Também são maioria, já que cerca de 80% de usuários do SUS se autodeclaram pretos ou pardos, nas filas dos hospitais públicos superlotados. Local onde tantos profissionais da linha de frente como enfermeiras e trabalhadores da limpeza, que sofrem com a falta de EPIs, também são negros.

Vidas negras importam! 

Tem muita gente dizendo por aí que essa quarentena vai nos ajudar a ser melhores. Melhores em quê, cara pálida? Melhores em nos sensibilizar com uma morte horrorosa como essa, de mais um menino João? Melhores em fazer a nossa indignação nos mover? Se não for isso, não nos serve. 

Se é verdade que liberdade é não ter medo, também é verdade que nunca soubemos o que é isso.

A vida dos que ficam é marcada pelo esforço cotidiano de driblar as estatísticas desse sistema e de não deixar que elas nos definam. Vivências atravessadas pelo luto e pela dor. É cansativo, sufocante. A naturalização da violência e do descaso ao qual o nosso povo é submetido deve rasgar o peito dos inconformados. Esse projeto racista nos impede de viver, quem dirá viver plenamente. Pra nós, liberdade é uma luta constante!

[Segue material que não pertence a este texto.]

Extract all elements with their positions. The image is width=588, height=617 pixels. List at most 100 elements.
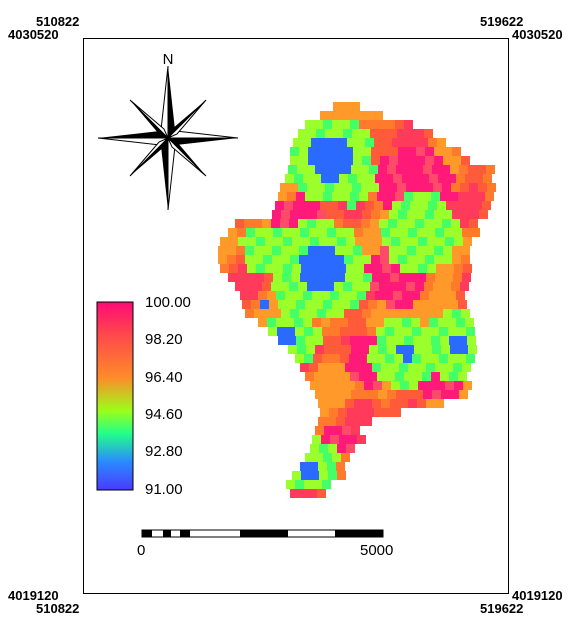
raster-cell [351, 345, 360, 354]
raster-cell [456, 291, 465, 300]
raster-cell [454, 237, 463, 246]
raster-cell [362, 210, 371, 219]
raster-cell [461, 255, 470, 264]
raster-cell [459, 165, 468, 174]
raster-cell [328, 444, 337, 453]
raster-cell [295, 327, 304, 336]
raster-cell [425, 255, 434, 264]
raster-cell [371, 246, 380, 255]
raster-cell [476, 192, 485, 201]
raster-cell [419, 138, 428, 147]
raster-cell [434, 210, 443, 219]
raster-cell [332, 453, 341, 462]
raster-cell [335, 147, 344, 156]
raster-cell [425, 309, 434, 318]
raster-cell [341, 300, 350, 309]
raster-cell [361, 282, 370, 291]
raster-cell [326, 246, 335, 255]
raster-cell [381, 363, 390, 372]
raster-cell [322, 480, 331, 489]
raster-cell [377, 300, 386, 309]
raster-cell [424, 219, 433, 228]
raster-cell [431, 192, 440, 201]
raster-cell [318, 363, 327, 372]
raster-cell [359, 372, 368, 381]
raster-cell [427, 237, 436, 246]
raster-cell [393, 318, 402, 327]
top-left-easting: 510822 [36, 14, 80, 29]
raster-cell [449, 192, 458, 201]
raster-cell [390, 363, 399, 372]
raster-cell [471, 228, 480, 237]
raster-cell [351, 165, 360, 174]
raster-cell [287, 192, 296, 201]
raster-cell [365, 201, 374, 210]
raster-cell [330, 174, 339, 183]
raster-cell [319, 381, 328, 390]
raster-cell [342, 345, 351, 354]
raster-cell [286, 327, 295, 336]
raster-cell [414, 165, 423, 174]
raster-cell [452, 255, 461, 264]
raster-cell [359, 120, 368, 129]
raster-cell [339, 318, 348, 327]
raster-cell [458, 300, 467, 309]
raster-cell [447, 318, 456, 327]
raster-cell [393, 291, 402, 300]
raster-cell [315, 390, 324, 399]
raster-cell [453, 228, 462, 237]
raster-cell [310, 444, 319, 453]
raster-cell [300, 462, 309, 471]
raster-cell [420, 291, 429, 300]
raster-cell [379, 219, 388, 228]
raster-cell [386, 192, 395, 201]
raster-cell [307, 129, 316, 138]
raster-cell [294, 318, 303, 327]
bottom-left-northing: 4019120 [8, 588, 59, 603]
raster-cell [308, 309, 317, 318]
raster-cell [398, 147, 407, 156]
raster-cell [429, 174, 438, 183]
raster-cell [402, 174, 411, 183]
raster-cell [314, 336, 323, 345]
raster-cell [218, 246, 227, 255]
raster-cell [424, 183, 433, 192]
raster-cell [406, 183, 415, 192]
raster-cell [357, 435, 366, 444]
raster-cell [350, 300, 359, 309]
raster-cell [461, 156, 470, 165]
raster-cell [485, 192, 494, 201]
raster-cell [440, 336, 449, 345]
raster-cell [461, 246, 470, 255]
raster-cell [338, 408, 347, 417]
raster-cell [362, 246, 371, 255]
raster-cell [323, 372, 332, 381]
raster-cell [272, 309, 281, 318]
raster-cell [389, 309, 398, 318]
raster-cell [388, 282, 397, 291]
raster-cell [435, 363, 444, 372]
raster-cell [298, 219, 307, 228]
raster-cell [384, 291, 393, 300]
raster-cell [386, 336, 395, 345]
raster-cell [459, 345, 468, 354]
raster-cell [380, 210, 389, 219]
raster-cell [420, 318, 429, 327]
raster-cell [400, 264, 409, 273]
raster-cell [334, 282, 343, 291]
raster-cell [392, 408, 401, 417]
raster-cell [228, 228, 237, 237]
raster-cell [323, 300, 332, 309]
raster-cell [440, 192, 449, 201]
raster-cell [392, 201, 401, 210]
raster-cell [408, 228, 417, 237]
raster-cell [354, 417, 363, 426]
raster-cell [447, 174, 456, 183]
raster-cell [304, 327, 313, 336]
raster-cell [460, 183, 469, 192]
raster-cell [309, 273, 318, 282]
raster-cell [403, 354, 412, 363]
raster-cell [335, 156, 344, 165]
raster-cell [460, 219, 469, 228]
raster-cell [309, 228, 318, 237]
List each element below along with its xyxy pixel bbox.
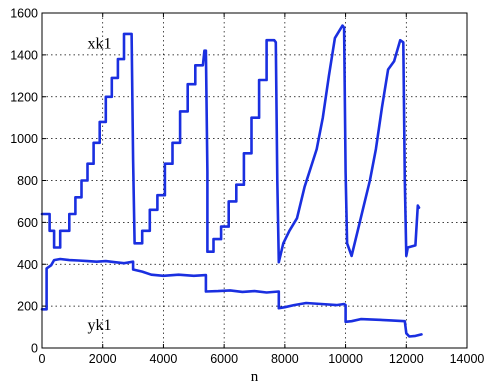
annotation-xk1: xk1 <box>88 36 112 53</box>
x-tick-label: 14000 <box>450 352 485 366</box>
axis-ticks: 0 2000 4000 6000 8000 10000 12000 14000 0 200 400 6… <box>10 7 484 367</box>
series-lines <box>40 24 423 338</box>
y-tick-label: 1600 <box>10 7 38 21</box>
annotation-yk1: yk1 <box>88 317 112 334</box>
x-tick-label: 10000 <box>328 352 363 366</box>
x-tick-label: 8000 <box>271 352 299 366</box>
x-tick-label: 12000 <box>389 352 424 366</box>
y-tick-label: 1400 <box>10 48 38 62</box>
x-tick-label: 2000 <box>89 352 117 366</box>
y-tick-label: 1200 <box>10 90 38 104</box>
y-tick-label: 0 <box>31 342 38 356</box>
y-tick-label: 800 <box>17 174 38 188</box>
x-tick-label: 4000 <box>150 352 178 366</box>
y-tick-label: 600 <box>17 216 38 230</box>
x-tick-label: 0 <box>39 352 46 366</box>
series-line-yk1 <box>40 257 423 338</box>
x-axis-label: n <box>251 369 259 385</box>
annotations: xk1 yk1 <box>88 36 112 335</box>
y-tick-label: 1000 <box>10 132 38 146</box>
y-tick-label: 400 <box>17 258 38 272</box>
y-tick-label: 200 <box>17 300 38 314</box>
series-line-xk1 <box>40 24 421 264</box>
x-tick-label: 6000 <box>210 352 238 366</box>
grid <box>42 13 467 348</box>
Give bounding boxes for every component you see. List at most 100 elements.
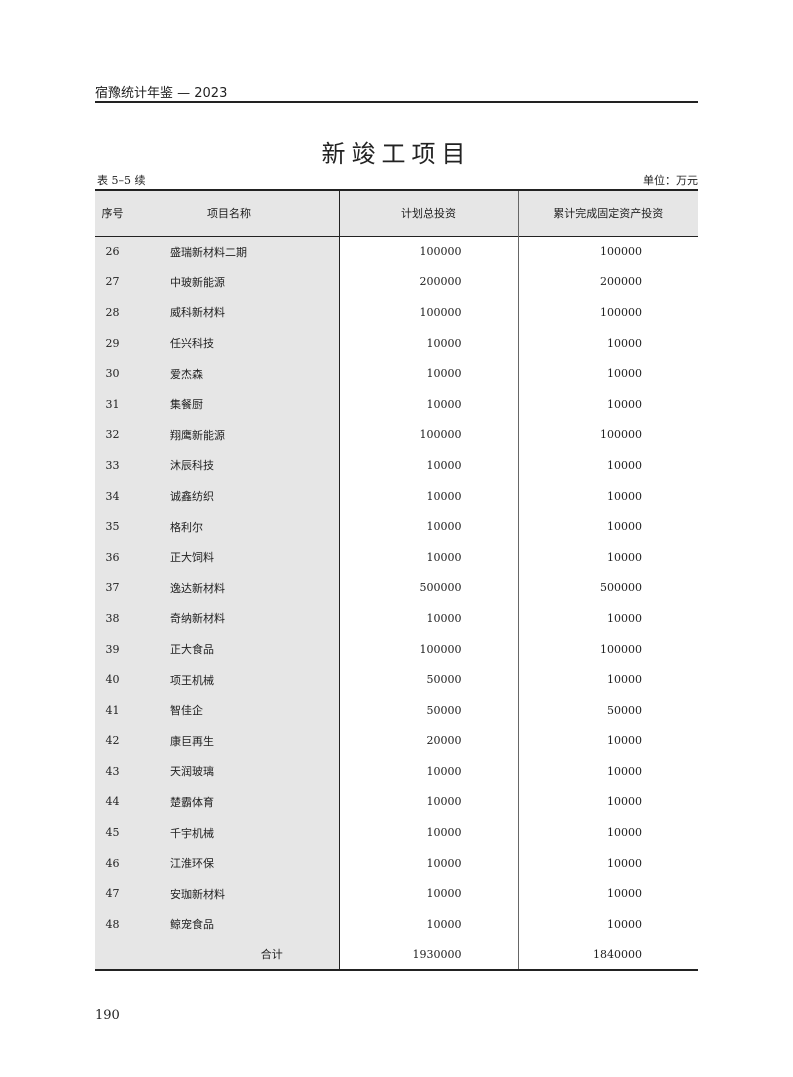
cell-planned: 10000 (339, 603, 519, 634)
table-row: 48 鲸宠食品 10000 10000 (95, 909, 698, 940)
cell-name: 奇纳新材料 (130, 603, 340, 634)
cell-index: 33 (95, 450, 130, 481)
cell-index: 42 (95, 725, 130, 757)
table-row: 41 智佳企 50000 50000 (95, 694, 698, 726)
table-row: 31 集餐厨 10000 10000 (95, 388, 698, 420)
table-row: 29 任兴科技 10000 10000 (95, 327, 698, 359)
cell-planned: 10000 (339, 756, 519, 787)
cell-planned: 10000 (339, 909, 519, 940)
table-row: 47 安珈新材料 10000 10000 (95, 878, 698, 910)
cell-completed: 100000 (600, 245, 642, 259)
cell-index: 31 (95, 388, 130, 420)
table-row: 43 天润玻璃 10000 10000 (95, 756, 698, 787)
page-number: 190 (95, 1008, 120, 1023)
cell-planned: 10000 (339, 388, 519, 420)
cell-planned: 10000 (339, 786, 519, 818)
cell-name: 任兴科技 (130, 327, 340, 359)
cell-index: 48 (95, 909, 130, 940)
cell-name: 鲸宠食品 (130, 909, 340, 940)
cell-name: 爱杰森 (130, 358, 340, 389)
cell-completed: 10000 (607, 489, 642, 503)
cell-name: 威科新材料 (130, 297, 340, 328)
cell-index: 35 (95, 511, 130, 542)
cell-index: 26 (95, 236, 130, 267)
cell-planned: 50000 (339, 664, 519, 695)
cell-index (95, 939, 130, 971)
table-row: 28 威科新材料 100000 100000 (95, 297, 698, 328)
cell-completed: 100000 (600, 642, 642, 656)
table-row: 38 奇纳新材料 10000 10000 (95, 603, 698, 634)
cell-completed: 10000 (607, 764, 642, 778)
cell-planned: 100000 (339, 419, 519, 451)
cell-planned: 100000 (339, 236, 519, 267)
total-planned: 1930000 (339, 939, 519, 971)
cell-index: 38 (95, 603, 130, 634)
table-row: 32 翔鹰新能源 100000 100000 (95, 419, 698, 451)
cell-planned: 10000 (339, 327, 519, 359)
cell-name: 格利尔 (130, 511, 340, 542)
cell-planned: 50000 (339, 694, 519, 726)
cell-index: 46 (95, 847, 130, 879)
cell-name: 安珈新材料 (130, 878, 340, 910)
table-row: 33 沐辰科技 10000 10000 (95, 450, 698, 481)
cell-completed: 10000 (607, 550, 642, 564)
cell-planned: 200000 (339, 266, 519, 298)
cell-completed: 10000 (607, 336, 642, 350)
cell-completed: 10000 (607, 826, 642, 840)
cell-name: 智佳企 (130, 694, 340, 726)
cell-name: 集餐厨 (130, 388, 340, 420)
cell-completed: 500000 (600, 581, 642, 595)
cell-planned: 10000 (339, 878, 519, 910)
header-rule (95, 101, 698, 103)
cell-planned: 10000 (339, 511, 519, 542)
cell-planned: 100000 (339, 297, 519, 328)
table-row: 45 千宇机械 10000 10000 (95, 817, 698, 848)
col-header-index: 序号 (95, 190, 130, 236)
cell-planned: 10000 (339, 817, 519, 848)
cell-completed: 10000 (607, 856, 642, 870)
unit-label: 单位：万元 (643, 174, 698, 187)
cell-completed: 100000 (600, 305, 642, 319)
cell-planned: 10000 (339, 450, 519, 481)
cell-name: 江淮环保 (130, 847, 340, 879)
running-header: 宿豫统计年鉴 — 2023 (95, 86, 228, 101)
col-header-name: 项目名称 (130, 190, 340, 236)
cell-index: 36 (95, 541, 130, 573)
table-row: 30 爱杰森 10000 10000 (95, 358, 698, 389)
cell-completed: 10000 (607, 887, 642, 901)
cell-completed: 50000 (607, 703, 642, 717)
data-table: 序号 项目名称 计划总投资 累计完成固定资产投资 26 盛瑞新材料二期 100000… (95, 189, 698, 971)
table-row: 40 项王机械 50000 10000 (95, 664, 698, 695)
cell-index: 39 (95, 633, 130, 665)
cell-name: 盛瑞新材料二期 (130, 236, 340, 267)
cell-planned: 20000 (339, 725, 519, 757)
total-label: 合计 (130, 939, 340, 971)
cell-name: 项王机械 (130, 664, 340, 695)
cell-index: 40 (95, 664, 130, 695)
cell-planned: 10000 (339, 358, 519, 389)
cell-completed: 10000 (607, 734, 642, 748)
cell-name: 千宇机械 (130, 817, 340, 848)
cell-completed: 10000 (607, 397, 642, 411)
cell-index: 30 (95, 358, 130, 389)
table-row: 42 康巨再生 20000 10000 (95, 725, 698, 757)
cell-planned: 10000 (339, 847, 519, 879)
table-row: 26 盛瑞新材料二期 100000 100000 (95, 236, 698, 267)
cell-name: 楚霸体育 (130, 786, 340, 818)
table-header-row: 序号 项目名称 计划总投资 累计完成固定资产投资 (95, 190, 698, 236)
cell-planned: 100000 (339, 633, 519, 665)
cell-name: 沐辰科技 (130, 450, 340, 481)
cell-completed: 200000 (600, 275, 642, 289)
table-row: 37 逸达新材料 500000 500000 (95, 572, 698, 604)
cell-planned: 500000 (339, 572, 519, 604)
cell-index: 27 (95, 266, 130, 298)
table-row: 35 格利尔 10000 10000 (95, 511, 698, 542)
cell-index: 45 (95, 817, 130, 848)
cell-completed: 10000 (607, 367, 642, 381)
cell-index: 28 (95, 297, 130, 328)
cell-completed: 10000 (607, 520, 642, 534)
cell-index: 37 (95, 572, 130, 604)
cell-index: 34 (95, 480, 130, 512)
cell-index: 44 (95, 786, 130, 818)
table-row: 34 诚鑫纺织 10000 10000 (95, 480, 698, 512)
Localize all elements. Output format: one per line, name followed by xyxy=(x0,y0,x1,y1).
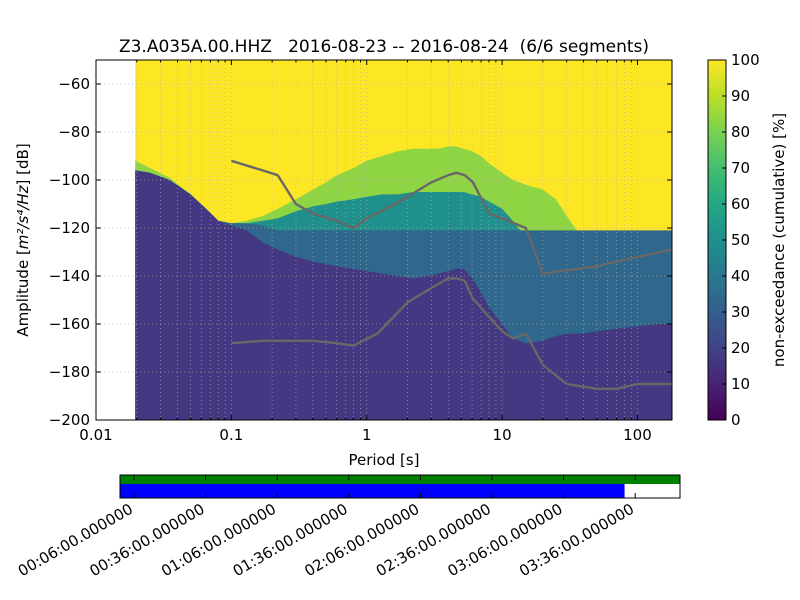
y-tick-label: −100 xyxy=(49,171,90,189)
colorbar-tick-label: 60 xyxy=(731,195,750,213)
y-tick-label: −160 xyxy=(49,315,90,333)
colorbar-tick-label: 100 xyxy=(731,51,760,69)
data-coverage-timeline: 00:06:00.00000000:36:00.00000001:06:00.0… xyxy=(15,474,681,580)
colorbar-tick-label: 50 xyxy=(731,231,750,249)
y-axis-label-prefix: Amplitude xyxy=(14,255,32,337)
colorbar: 0 10 20 30 40 50 60 70 80 90 100 non-exceedance (c… xyxy=(707,51,788,429)
y-tick-label: −180 xyxy=(49,363,90,381)
timeline-data-available-bar xyxy=(120,475,680,484)
colorbar-tick-label: 20 xyxy=(731,339,750,357)
noise-model-lines xyxy=(231,159,672,390)
low-noise-model-line xyxy=(231,277,672,390)
y-axis-label-unit: m²/s⁴/Hz xyxy=(14,184,32,249)
y-tick-label: −60 xyxy=(58,75,90,93)
x-axis-ticks: 0.01 0.1 1 10 100 xyxy=(79,60,652,444)
x-tick-label: 100 xyxy=(623,426,652,444)
colorbar-tick-label: 90 xyxy=(731,87,750,105)
x-tick-label: 10 xyxy=(493,426,512,444)
x-tick-label: 0.01 xyxy=(79,426,112,444)
colorbar-tick-label: 40 xyxy=(731,267,750,285)
x-axis-label: Period [s] xyxy=(348,451,419,469)
percentile-bands xyxy=(135,60,672,420)
timeline-frame xyxy=(119,474,681,499)
colorbar-tick-label: 70 xyxy=(731,159,750,177)
y-axis-label-bracket-open: [ xyxy=(14,249,32,255)
y-axis-label-bracket-close: ] xyxy=(14,180,32,186)
chart-title: Z3.A035A.00.HHZ 2016-08-23 -- 2016-08-24… xyxy=(119,37,649,57)
y-tick-label: −140 xyxy=(49,267,90,285)
plot-area: 0.01 0.1 1 10 100 −60 −80 −100 −120 −140 −160 −180… xyxy=(49,59,673,444)
y-axis-ticks: −60 −80 −100 −120 −140 −160 −180 −200 xyxy=(49,75,672,429)
y-axis-label: Amplitude [m²/s⁴/Hz] [dB] xyxy=(14,143,32,336)
x-tick-label: 0.1 xyxy=(219,426,243,444)
y-tick-label: −200 xyxy=(49,411,90,429)
y-axis-label-suffix: [dB] xyxy=(14,143,32,179)
timeline-data-used-bar xyxy=(120,484,625,498)
colorbar-tick-label: 10 xyxy=(731,375,750,393)
colorbar-gradient xyxy=(708,60,726,420)
colorbar-ticks: 0 10 20 30 40 50 60 70 80 90 100 xyxy=(722,51,760,429)
high-noise-model-line xyxy=(231,159,672,275)
colorbar-tick-label: 30 xyxy=(731,303,750,321)
plot-frame xyxy=(95,59,673,421)
colorbar-label: non-exceedance (cumulative) [%] xyxy=(770,113,788,367)
x-tick-label: 1 xyxy=(362,426,372,444)
timeline-tick-label: 00:06:00.000000 xyxy=(15,500,136,580)
colorbar-tick-label: 80 xyxy=(731,123,750,141)
y-tick-label: −80 xyxy=(58,123,90,141)
colorbar-tick-label: 0 xyxy=(731,411,741,429)
y-tick-label: −120 xyxy=(49,219,90,237)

Diante de todo esse cenário de perda de tantos Joãos e Ágathas e de crise generalizada, é importante fortalecer os laços de solidariedade de classe mas também de consciência racial, já que raça informa as mazelas de toda classe. E assim apontar, coletivamente, para a construção de outro projeto de sociedade que busque romper com essa lógica do lucro acima da vida. 

Com a necropolítica, morte e vida são banalizadas. Assim, morre também em doses diárias um pouco do que nos torna mais humanos. Talvez mais do que em qualquer momento da história recente do Brasil é preciso dizer que as vidas negras importam. E defender a vida dos negros e negras do nosso país deve ser sinônimo da ideia de que a vida vem antes do lucro!

Parem de nos matar! 

Vidas negras importam! 

A vida antes do lucro! 

 

*Maju Venâncio – Estudante de Ciências Sociais na USP e militante do Afronte
Malu Nogueira – Estudante de Relações Públicas na USP, militante do Afronte e da Resistência Feminista
Paula Nunes – Advogada Criminalista e defensora de direitos humanos, militante da Marcha de Mulheres Negras de SP, do Afronte e da Bancada Feminista – PSOL.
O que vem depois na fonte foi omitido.